The smaller market capitalization and lower valuation relative to sales might lead some investors to think that Pacific Biosciences represents a better opportunity than Illumina for a chance at a big gain. They may be right, but I think market leadership, steady performance, and excellent execution mean that Illumina has a much more predictable future, and make the stock worth the premium valuation for most long-term investors.

The wild card for PacBio investors is the payoff if the company brings the cost of operating its sequencers down to a threshold that opens up a major new market. Company executives believe they are close to that point. PacBio will be testing a new chip early next year that has 8 million zero-mode waveguides, eight times the number of its current Sequel system. The company believes a new model of Sequel with the chip will put the cost of sequencing the human genome in the ballpark of Illumina's products, about $1,000 per genome, one-seventh of what Sequel costs today.

PacBio believes reaching that price point will open up the market for large-scale human population studies for its instruments.
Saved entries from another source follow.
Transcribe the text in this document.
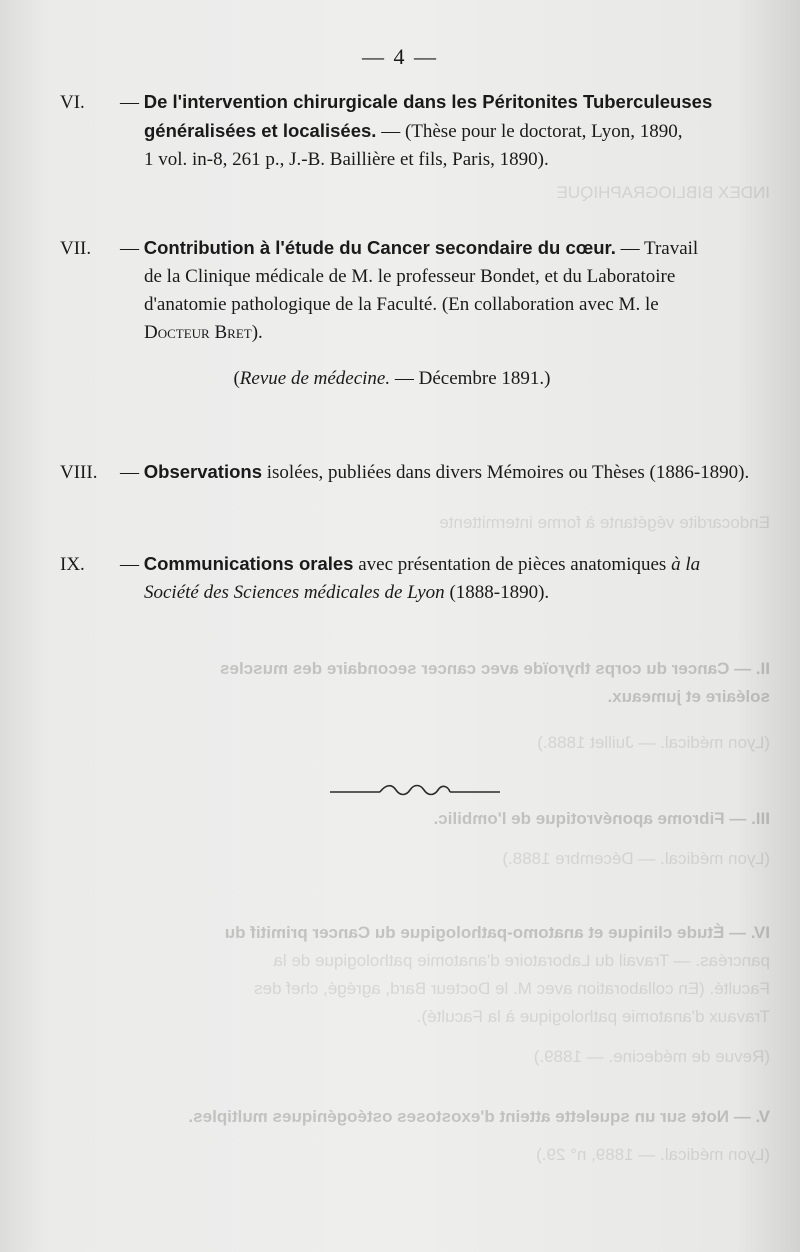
— 4 —
INDEX BIBLIOGRAPHIQUE
Endocardite végétante à forme intermittente
II. — Cancer du corps thyroïde avec cancer secondaire des muscles
soléaire et jumeaux.
(Lyon médical. — Juillet 1888.)
III. — Fibrome aponévrotique de l'ombilic.
(Lyon médical. — Décembre 1888.)
IV. — Étude clinique et anatomo-pathologique du Cancer primitif du
pancréas. — Travail du Laboratoire d'anatomie pathologique de la
Faculté. (En collaboration avec M. le Docteur Bard, agrégé, chef des
Travaux d'anatomie pathologique à la Faculté).
(Revue de médecine. — 1889.)
V. — Note sur un squelette atteint d'exostoses ostéogéniques multiples.
(Lyon médical. — 1889, n° 29.)
VI. — De l'intervention chirurgicale dans les Péritonites Tuberculeuses
généralisées et localisées. — (Thèse pour le doctorat, Lyon, 1890,
1 vol. in-8, 261 p., J.-B. Baillière et fils, Paris, 1890).
VII. — Contribution à l'étude du Cancer secondaire du cœur. — Travail
de la Clinique médicale de M. le professeur Bondet, et du Laboratoire
d'anatomie pathologique de la Faculté. (En collaboration avec M. le
Docteur Bret).
(Revue de médecine. — Décembre 1891.)
VIII. — Observations isolées, publiées dans divers Mémoires ou Thèses (1886-1890).
IX. — Communications orales avec présentation de pièces anatomiques à la
Société des Sciences médicales de Lyon (1888-1890).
The ability of PacBio's SMRT technology to detect subtle variations in genes that Illumina's SBS technology can't see would allow researchers to do a more complete analysis of genetic variation in large populations than is possible today. If that potential is reached, PacBio investors would be richly rewarded.

Illumina is the safer bet for long-term investors who want to profit from the genomic revolution, which is still in its early days. Risk-tolerant investors may want to consider Pacific Biosciences, which is a niche player and may always be, but could make a big breakthrough next year.